Slotting 4 3 2 1 into a genre is of considerable difficulty. If you accept that there is some sort of multiverse theory at work, it is arguably science fiction. If you handwave the reasoning behind the different lives, it can be Night Circus-style low fantasy. If you truly do not care why Archie has these four storylines but simply enjoy Auster's sharp sense of humour, 4 3 2 1 is pure comedy.

Archie's timelines go back to the age-old question we all ask at various points in our lives: if I had made an important life decision differently, who would I be now? Archie's circumstances and decisions change drastically, from whether Amy Schneiderman is his girlfriend, his friend, or neither; which school he attends (Princeton or Columbia: not a bad set of options!); or even something as monumental as the duration of his young life. As I have explained using a decision tree, this is an insightful way to craft a character, seeing through the eyes of who that person could have become at any given time. Auster dumps four of those stories on the table, providing the hook for 4 3 2 1, making the reader think back to so many important life events. Like many a New York City-based writer, Archie never becomes a Republican: is this real life writing the plot?

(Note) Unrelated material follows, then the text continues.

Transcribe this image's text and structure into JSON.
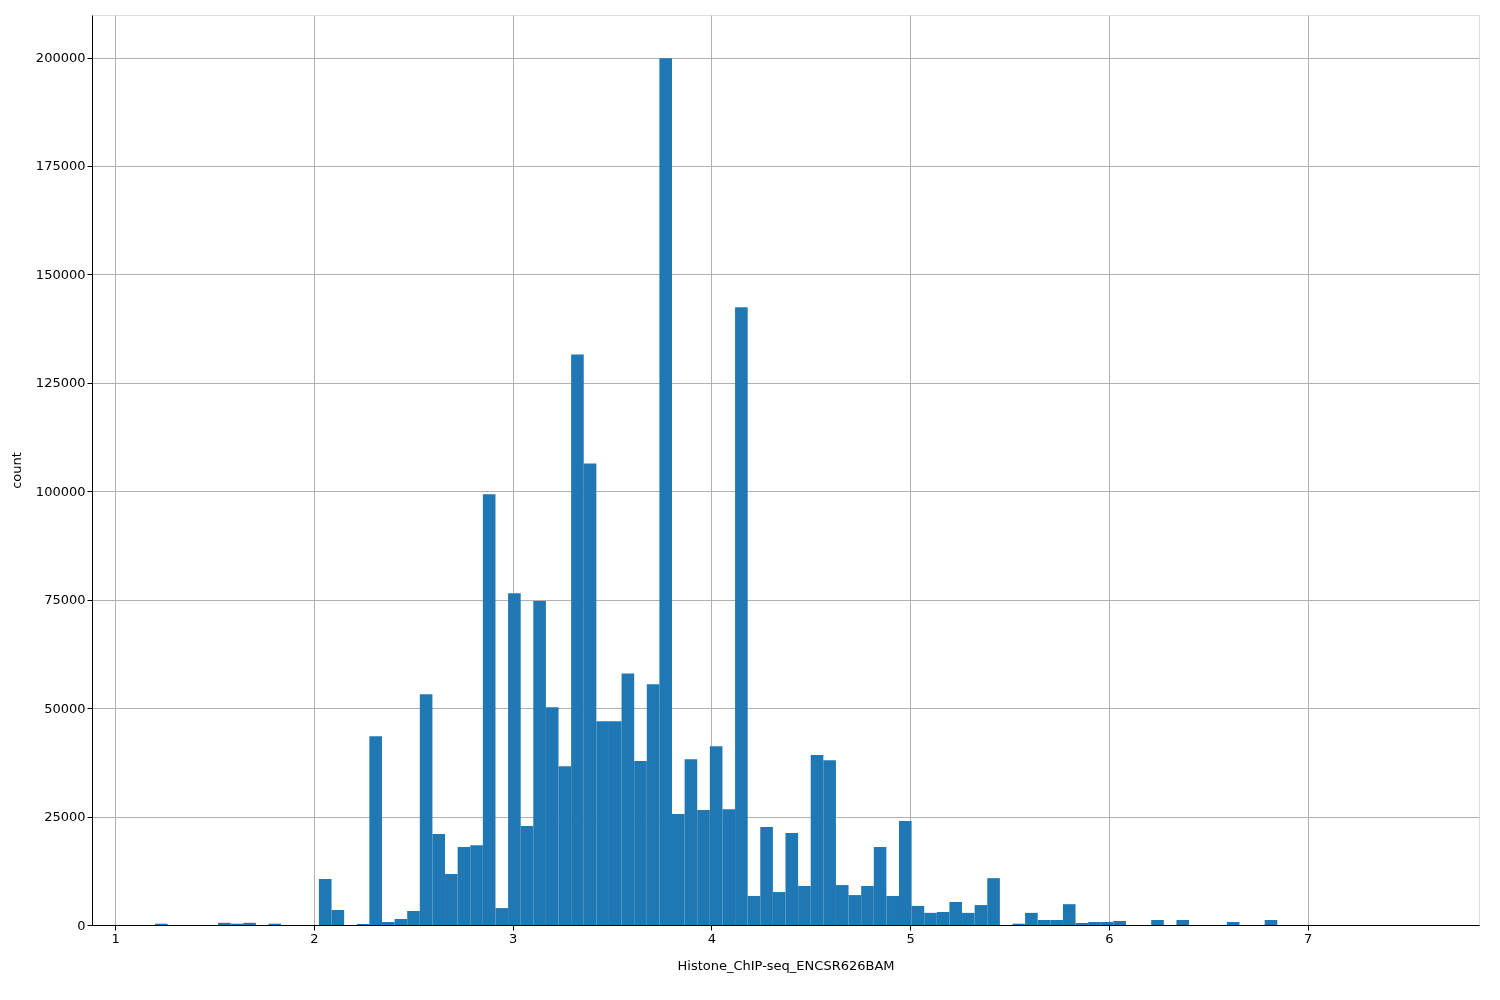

4 3 2 1's best scenes are dramatic, comedic, or both. Auster packs 47 years of Ferguson family history/lore into the introduction, (1-29) which comprises the first 3.35% of the book; some of 4 3 2 1's most charming moments, all squashed together. Auster's description of a young Archie braving a rainstorm at Camp Paradise is one of the best uses of pathetic fallacy - a lightning strike - I have read in recent years. (184) Archie's early literary forays are described in detail, some with excerpts, such as the cute "Sole Mates", but the most all-encompassing is "Right, Left, or Straight Ahead?" (492) In that story, the protagonist Lazlo Flute takes three different paths at a key crossroad, much like Archie does in 4 3 2 1, much like Archie's writing (he's always a writer) is so drastically different in his four storylines. On a less introspective note, college humour takes the form of Archie and his roommate creating fictional character tennis matches, which, naturally, descends into a Dick Diver joke, (586) as 1930s fiction wasn't that old in the late '60s.

For all its emotional directions, 4 3 2 1 drags. It clocks in at an estimated 320,885 words, making it approximately thrice the length of a typical book in its genre. Its 866 pages move quickly, but Archie's girlfriends in different timelines often blur together, making the reader pause to wonder whether all their lovers from ages 19-22 were really just different varieties of student. When the storylines share common events, notably the political tumult of the 1960s, two of those storylines become almost interchangeable.^ Then there is the interminable obsession with sex: I don't recall my teens and early twenties being dominated by sexual thoughts, so is this simply how Archie sees himself? Lastly, the ending is unsatisfying, which after that much inkshed^^ feels as though the reader is being robbed. Without spoiling the book, the ending is abrupt, at an age when Archie's story is just beginning, and contains a "gotcha!" moment that arguably changes the book's genre.

How would I finish this entry? Ikh hob fargessen!^^^

Ease of Reading: 6
Educational Content: 2






*They are Jewish and their last name is Ferguson. This is explained in detail in the book.

**Paul Auster was born on February 3, 1947. The vividness of the current events discussion in 4 3 2 1 lends credence to the idea that, even if the book isn't semi-autobiographical, Auster was very much inspired by the events of his youth.

***Exactly who Archie loves depends on the storyline.

^I am not alone in this observation. On Goodreads, one reader went so far as to use four different-coloured Post-It notes for the four storylines.

^^Like bloodshed but with ink.

^^^When you read the first page of 4 3 2 1, you will understand this reference.